The roof over the stage collapsed, but the walls of the two-story movie theater that doubles as a museum remained standing. The flames did not reach the 1,080-seat auditorium, although about two feet of water pooled on the floor of the pit area in front of the screen.The damage, however, was "not irreparable," said Battalion Fire Chief Mike Jones.
The five-alarm fire was believed to have started in a furnace shortly before 3 a.m. It was brought under control about daybreak.
General Manager Ron DuBois was asleep upstairs when the fire began but was not injured. "I ran out of here in my underwear," he said.
Oswald was arrested inside the theater in suburban Oak Cliff just hours after Kennedy was shot on Nov. 22, 1963. Nightclub owner Jack Ruby shot and killed Oswald two days later in the Dallas police garage while Oswald was being transferred to the county jail.
Ruby was convicted of Oswald's murder and sentenced to die.
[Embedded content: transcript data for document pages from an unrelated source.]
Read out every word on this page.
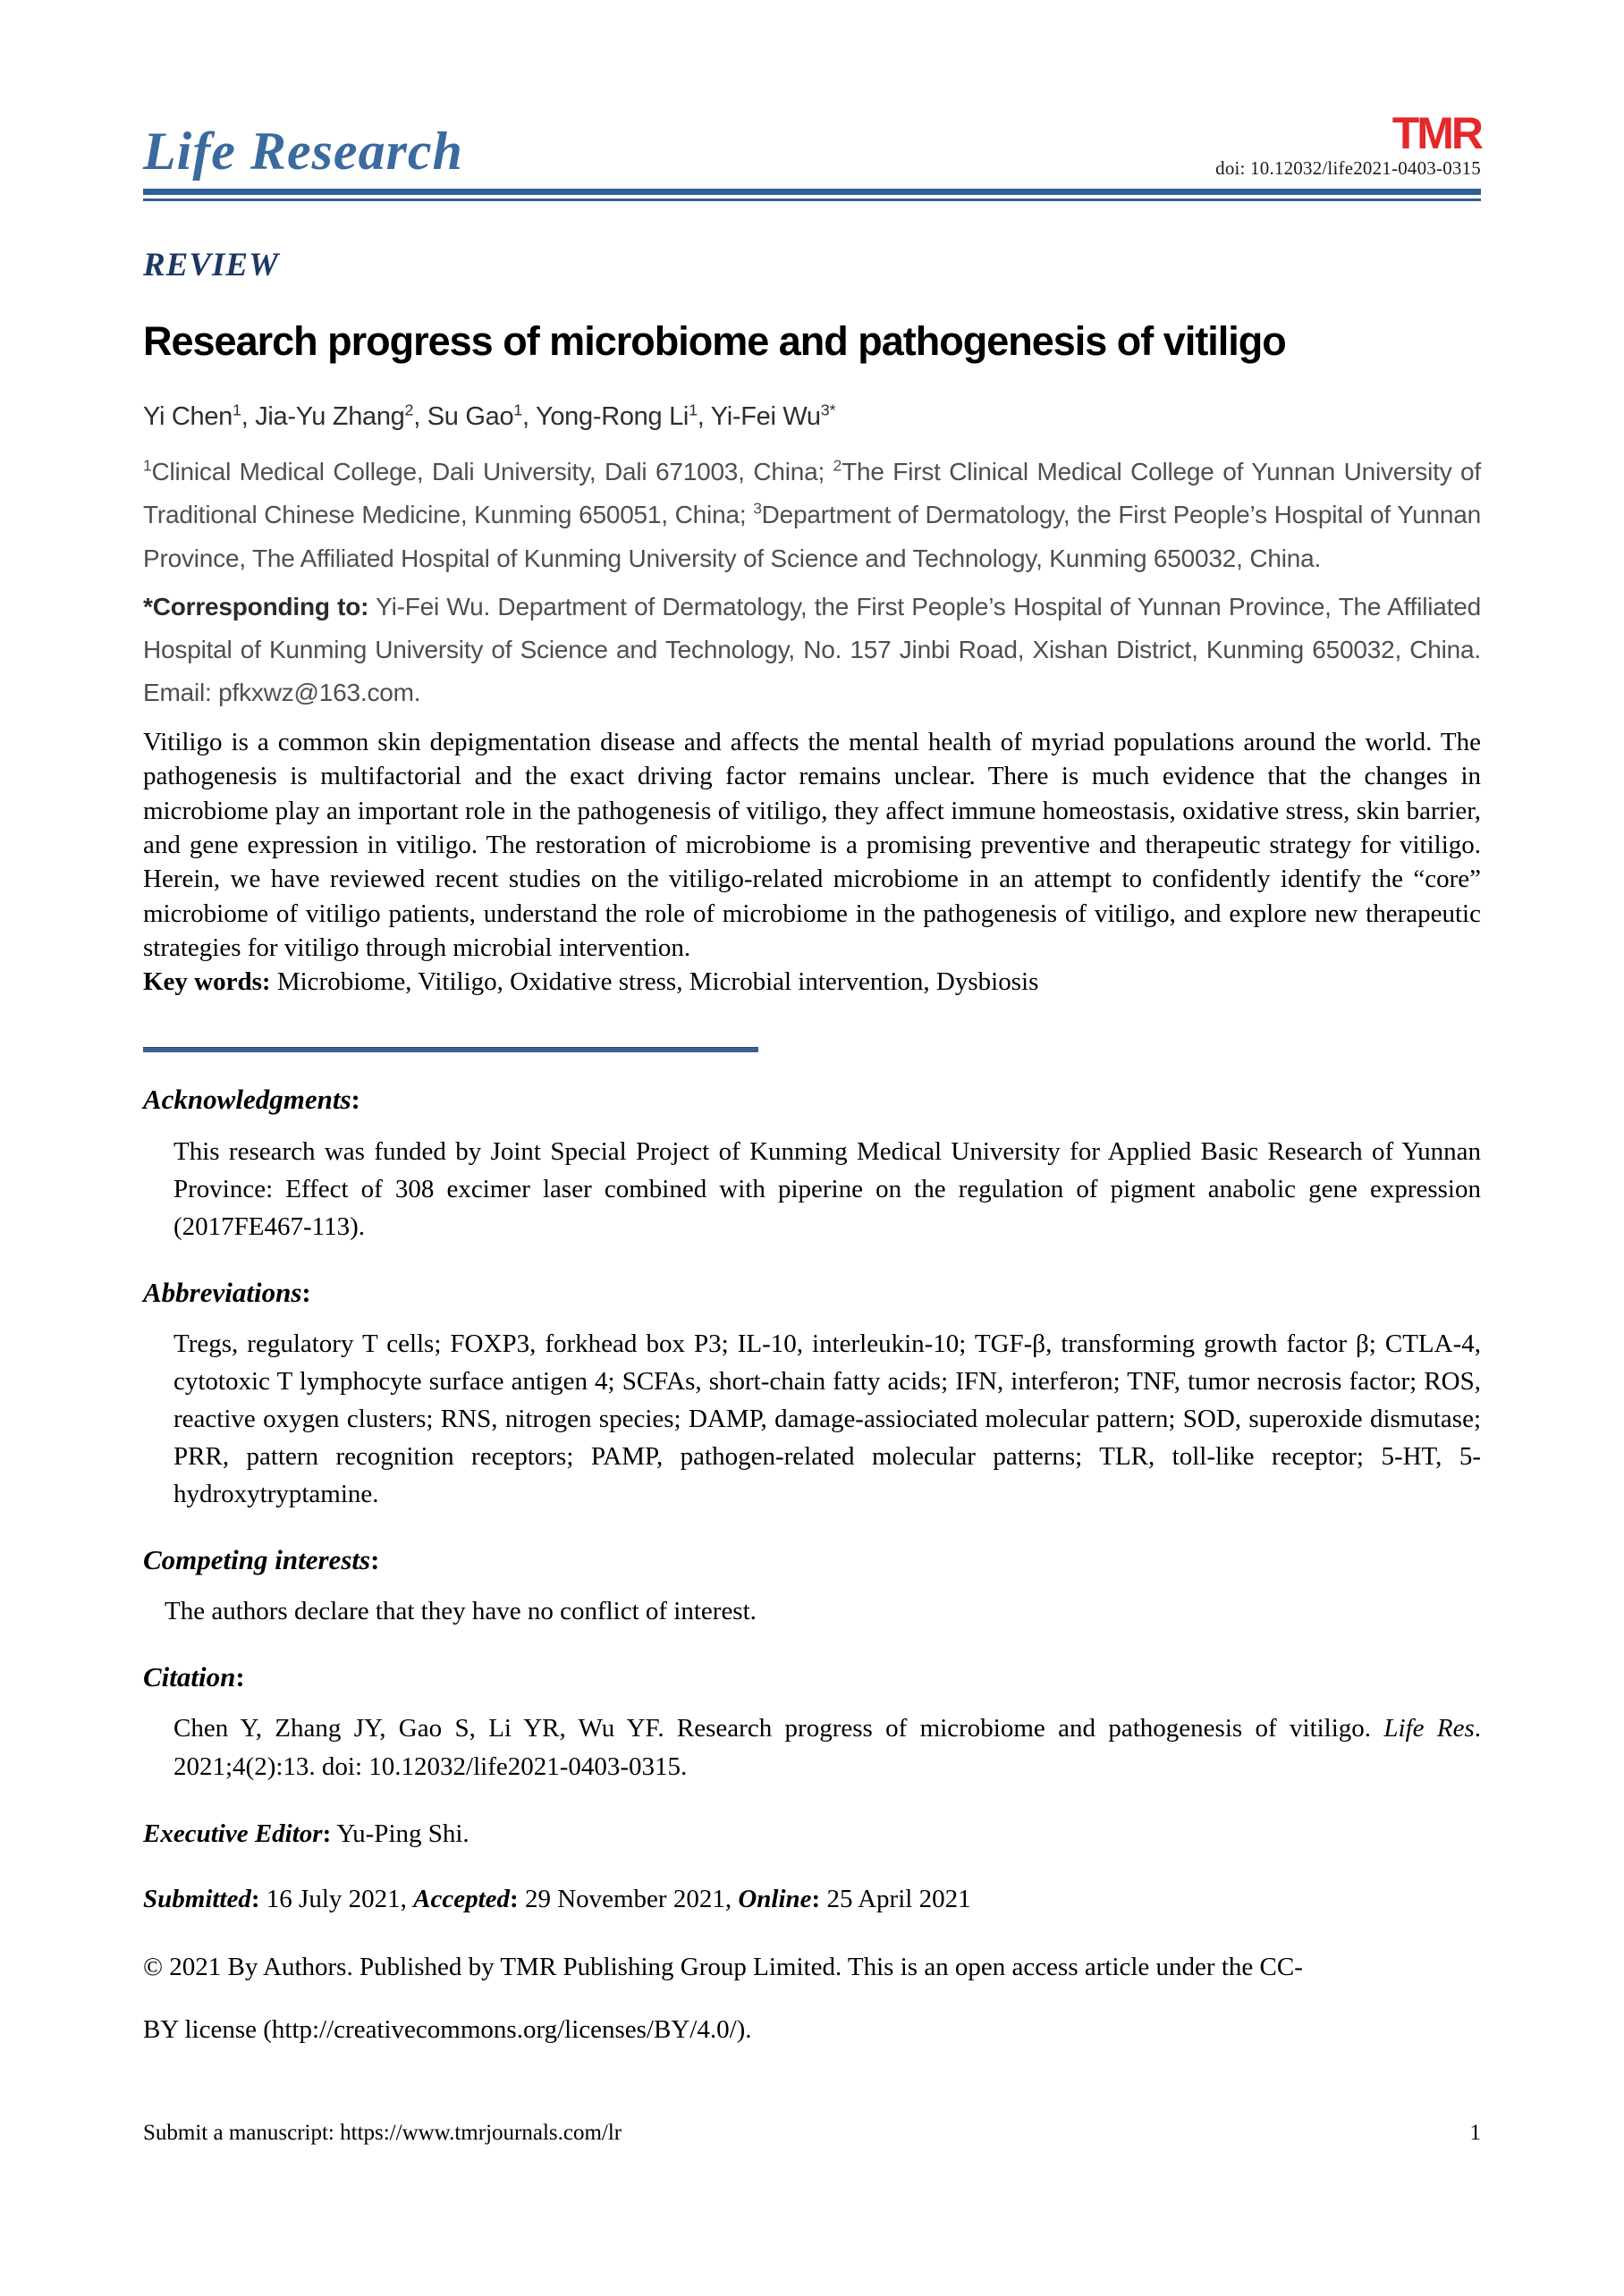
Life Research	TMR
doi: 10.12032/life2021-0403-0315
REVIEW
Research progress of microbiome and pathogenesis of vitiligo
Yi Chen$^1$, Jia-Yu Zhang$^2$, Su Gao$^1$, Yong-Rong Li$^1$, Yi-Fei $Wu^{3*}$
$^1$Clinical Medical College, Dali University, Dali 671003, China; $^2$The First Clinical Medical College of Yunnan University of Traditional Chinese Medicine, Kunming 650051, China; $^3$Department of Dermatology, the First People’s Hospital of Yunnan Province, The Affiliated Hospital of Kunming University of Science and Technology, Kunming 650032, China.
*Corresponding to: Yi-Fei Wu. Department of Dermatology, the First People’s Hospital of Yunnan Province, The Affiliated Hospital of Kunming University of Science and Technology, No. 157 Jinbi Road, Xishan District, Kunming 650032, China. Email: pfkxwz@163.com.
Vitiligo is a common skin depigmentation disease and affects the mental health of myriad populations around the world. The pathogenesis is multifactorial and the exact driving factor remains unclear. There is much evidence that the changes in microbiome play an important role in the pathogenesis of vitiligo, they affect immune homeostasis, oxidative stress, skin barrier, and gene expression in vitiligo. The restoration of microbiome is a promising preventive and therapeutic strategy for vitiligo. Herein, we have reviewed recent studies on the vitiligo-related microbiome in an attempt to confidently identify the “core” microbiome of vitiligo patients, understand the role of microbiome in the pathogenesis of vitiligo, and explore new therapeutic strategies for vitiligo through microbial intervention.
Key words: Microbiome, Vitiligo, Oxidative stress, Microbial intervention, Dysbiosis
Acknowledgments:
This research was funded by Joint Special Project of Kunming Medical University for Applied Basic Research of Yunnan Province: Effect of 308 excimer laser combined with piperine on the regulation of pigment anabolic gene expression (2017FE467-113).
Abbreviations:
Tregs, regulatory T cells; FOXP3, forkhead box P3; IL-10, interleukin-10; TGF-β, transforming growth factor β; CTLA-4, cytotoxic T lymphocyte surface antigen 4; SCFAs, short-chain fatty acids; IFN, interferon; TNF, tumor necrosis factor; ROS, reactive oxygen clusters; RNS, nitrogen species; DAMP, damage-assiociated molecular pattern; SOD, superoxide dismutase; PRR, pattern recognition receptors; PAMP, pathogen-related molecular patterns; TLR, toll-like receptor; 5-HT, 5-hydroxytryptamine.
Competing interests:
The authors declare that they have no conflict of interest.
Citation:
Chen Y, Zhang JY, Gao S, Li YR, Wu YF. Research progress of microbiome and pathogenesis of vitiligo. Life Res. 2021;4(2):13. doi: 10.12032/life2021-0403-0315.
Executive Editor: Yu-Ping Shi.
Submitted: 16 July 2021, Accepted: 29 November 2021, Online: 25 April 2021
© 2021 By Authors. Published by TMR Publishing Group Limited. This is an open access article under the CC-
BY license (http://creativecommons.org/licenses/BY/4.0/).
Submit a manuscript: https://www.tmrjournals.com/lr	1
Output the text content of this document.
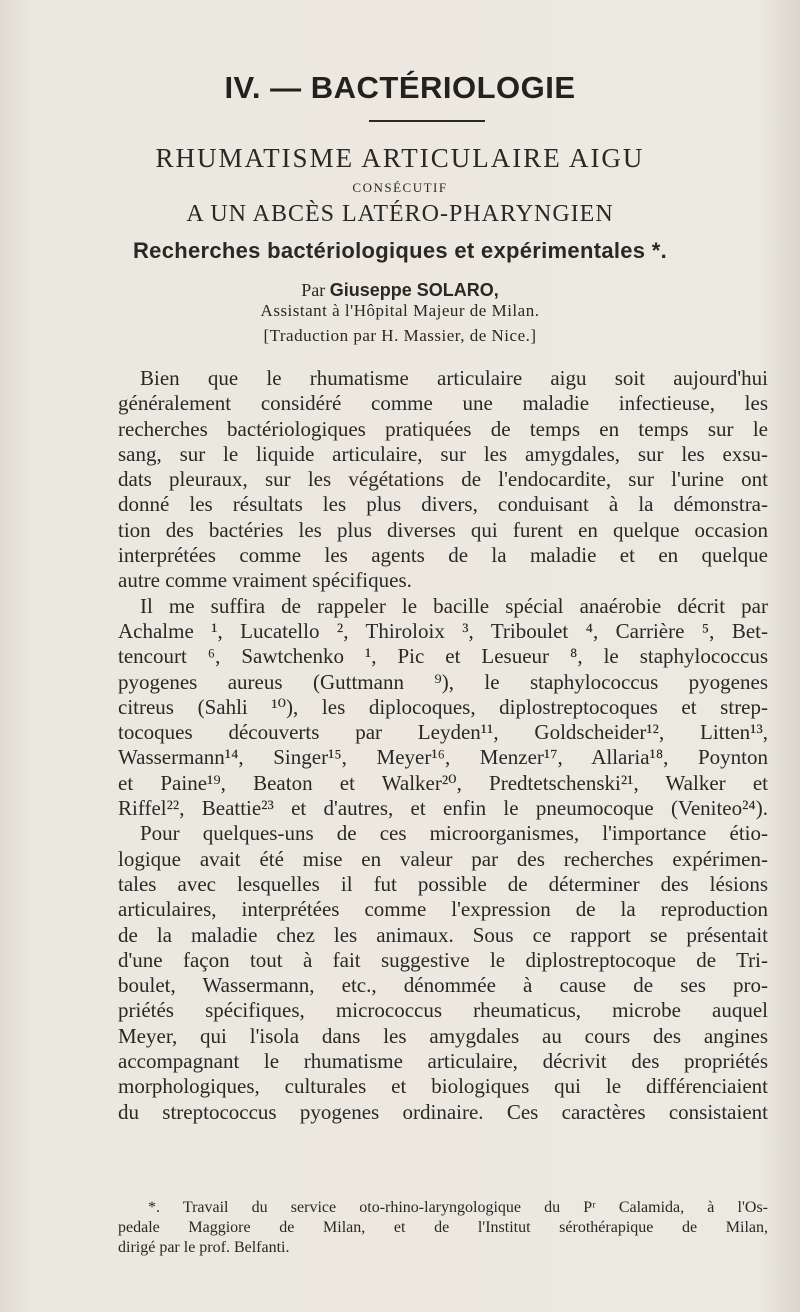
IV. — BACTÉRIOLOGIE
RHUMATISME ARTICULAIRE AIGU
CONSÉCUTIF
A UN ABCÈS LATÉRO-PHARYNGIEN
Recherches bactériologiques et expérimentales *.
Par Giuseppe SOLARO,
Assistant à l'Hôpital Majeur de Milan.
[Traduction par H. Massier, de Nice.]
Bien que le rhumatisme articulaire aigu soit aujourd'hui
généralement considéré comme une maladie infectieuse, les
recherches bactériologiques pratiquées de temps en temps sur le
sang, sur le liquide articulaire, sur les amygdales, sur les exsu-
dats pleuraux, sur les végétations de l'endocardite, sur l'urine ont
donné les résultats les plus divers, conduisant à la démonstra-
tion des bactéries les plus diverses qui furent en quelque occasion
interprétées comme les agents de la maladie et en quelque
autre comme vraiment spécifiques.
Il me suffira de rappeler le bacille spécial anaérobie décrit par
Achalme ¹, Lucatello ², Thiroloix ³, Triboulet ⁴, Carrière ⁵, Bet-
tencourt ⁶, Sawtchenko ¹, Pic et Lesueur ⁸, le staphylococcus
pyogenes aureus (Guttmann ⁹), le staphylococcus pyogenes
citreus (Sahli ¹⁰), les diplocoques, diplostreptocoques et strep-
tocoques découverts par Leyden¹¹, Goldscheider¹², Litten¹³,
Wassermann¹⁴, Singer¹⁵, Meyer¹⁶, Menzer¹⁷, Allaria¹⁸, Poynton
et Paine¹⁹, Beaton et Walker²⁰, Predtetschenski²¹, Walker et
Riffel²², Beattie²³ et d'autres, et enfin le pneumocoque (Veniteo²⁴).
Pour quelques-uns de ces microorganismes, l'importance étio-
logique avait été mise en valeur par des recherches expérimen-
tales avec lesquelles il fut possible de déterminer des lésions
articulaires, interprétées comme l'expression de la reproduction
de la maladie chez les animaux. Sous ce rapport se présentait
d'une façon tout à fait suggestive le diplostreptocoque de Tri-
boulet, Wassermann, etc., dénommée à cause de ses pro-
priétés spécifiques, micrococcus rheumaticus, microbe auquel
Meyer, qui l'isola dans les amygdales au cours des angines
accompagnant le rhumatisme articulaire, décrivit des propriétés
morphologiques, culturales et biologiques qui le différenciaient
du streptococcus pyogenes ordinaire. Ces caractères consistaient
*. Travail du service oto-rhino-laryngologique du Pʳ Calamida, à l'Os-
pedale Maggiore de Milan, et de l'Institut sérothérapique de Milan,
dirigé par le prof. Belfanti.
He died of lung cancer on Jan. 3, 1967.
The Texas Theatre, built in 1931 by the late billionaire Howard Hughes, has been hamstrung by financial problems and went into foreclosure in June 1992. A family-owned corporation, Texas-Rosewin-Midway Inc., bought the building from United Artists Theatres Inc. in July 1993 and saved it from being razed.
The Italian renaissance-style theater, located three miles from where Kennedy was gunned down, reopened Jan. 20 after being dark for about three years. One of the new attractions: a lobby display with pictures and other memorabilia surrounding the Kennedy assassination, including Oswald's arrest and slaying.